Kalian bagaimana sudah jatuh cinta? Tahun berapa kalian memulainya? Pastinya harus dengan seseorang yang cintanya sama-sama setara dengan kalian juga.

Selamat membaca kisahnya kembali Sayang-sayangnya Cici.

~⁠

Kenaikan kelas semester genap adalah salah satu ketakutan untuk beberapa orang. Setelah melaksanakan ujian semester genap kemarin, hari ini SMANKA mengundang semua wali murid untuk mengambil hasil belajar anak mereka.

"Jam berapa ngambil rapotnya, Kak?" tanya Afti. Perempuan berumur tiga puluh sembilan itu sedang berdiri di depan pintu kamar Dini.

"JAM SEMBILAN AJA, BUNDA!!" teriaknya lantang dari dalam kamar.

Perempuan yang sedang sibuk memilih pakaiannya untuk hari ini mengeluarkan semua pakaiannya yang ada di dalam lemarinya. Masalah dia dimarahi oleh sang Bunda, itu urusan belakangan. Tangannya sibuk memadukan beberapa potong pakaian. Dia melihat pantulan dirinya dalam kaca, dengan tangannya yang memegang potongan pakaian tadi, merasa jika tidak cocok maka ia berganti dengan pakaiannya yang lain.

Jam sudah menunjukkan pukul setengah sembilan.

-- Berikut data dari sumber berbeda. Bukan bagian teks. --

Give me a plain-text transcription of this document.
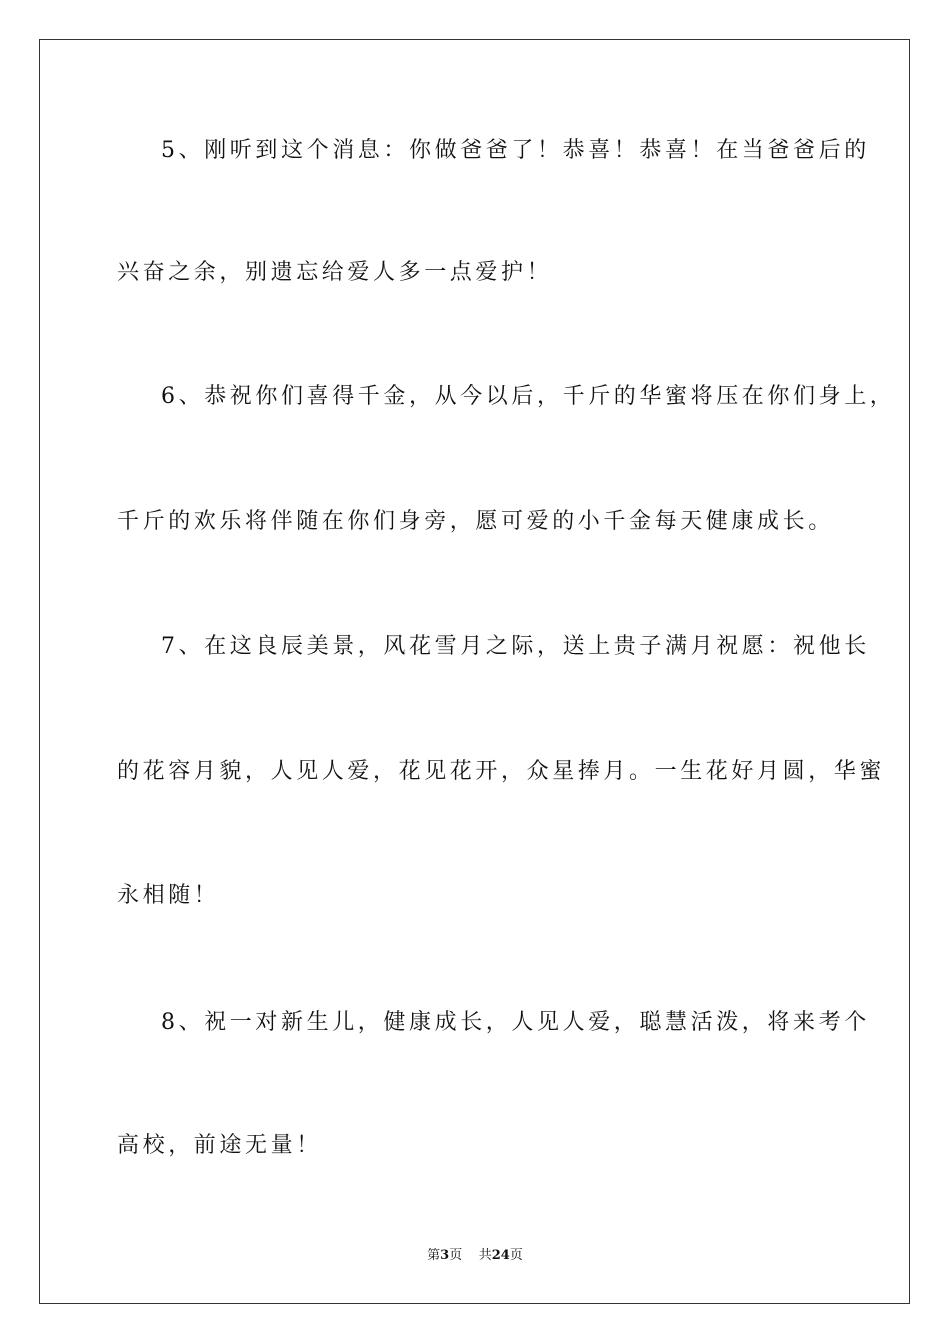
5、刚听到这个消息：你做爸爸了！恭喜！恭喜！在当爸爸后的
兴奋之余，别遗忘给爱人多一点爱护！
6、恭祝你们喜得千金，从今以后，千斤的华蜜将压在你们身上，
千斤的欢乐将伴随在你们身旁，愿可爱的小千金每天健康成长。
7、在这良辰美景，风花雪月之际，送上贵子满月祝愿：祝他长
的花容月貌，人见人爱，花见花开，众星捧月。一生花好月圆，华蜜
永相随！
8、祝一对新生儿，健康成长，人见人爱，聪慧活泼，将来考个
高校，前途无量！
第3页 共24页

Dini dengan pakaian yang menurutnya sudah pantas turun untuk menemui Bundanya. Saat sampai di ruang tamu, Dini melihat sang Bunda dari atas hingga bawah. Keduanya saling bertukar pandang, kemudian Dini tersenyum. Mengajak sang Bunda untuk ke sekolahnya benar-benar ide yang baik.

"Eh samaan kita," kata Dini saat melihat pakaian Afti.

"Kita kan kembar, jadi instingnya kuat." Lalu, keduanya tertawa. "Ya sudah, ayo kembaran kita berangkat."

"Let's go..." Dini kemudian menggenggam tangan Afti untuk melangkah keluar bersama.

⁠~⁠♪

Ibuk❤️: Buk, hari ini Mas ambil rapot. Siapa yang mau ngambilin?

Tidak ada jawaban dari pesan itu, padahal sudah terbaca oleh penerima. Rifai merasa semesta terlalu banyak memberi ujiannya. Bukan seperti ini, Tuhan. Bukan seperti ini ujiannya. Tangannya bergerak memasukkan ponselnya ke dalam saku jaketnya. Sepertinya hari ini, Rifai akan mengambil rapotnya sendiri tanpa Bapak atau Ibunya.

"Keren banget kan gue semesta," ucap Rifai. "Buat apa gue punya orang tua, tapi gue kehilangan perannya. Lo pikir gue bisa ngedepin ini sendirian? Lo bener-bener nggak waras. Lo denger nggak apa yang gue ucapin." Laki-laki itu menarik napasnya dalam, kemudian berteriak. "LO BAJINGAN SEMESTA. LO BENERAN JAHAT BANGET!"

Rifai menatap kembali ponselnya. Berharap jika sang Ibu membalas pesannya tadi. Sepertinya Ibu sedang sibuk melayani pembeli yang berbelanja di warungnya, hanya sempat membaca pesannya saja, tidak dengan membalasnya.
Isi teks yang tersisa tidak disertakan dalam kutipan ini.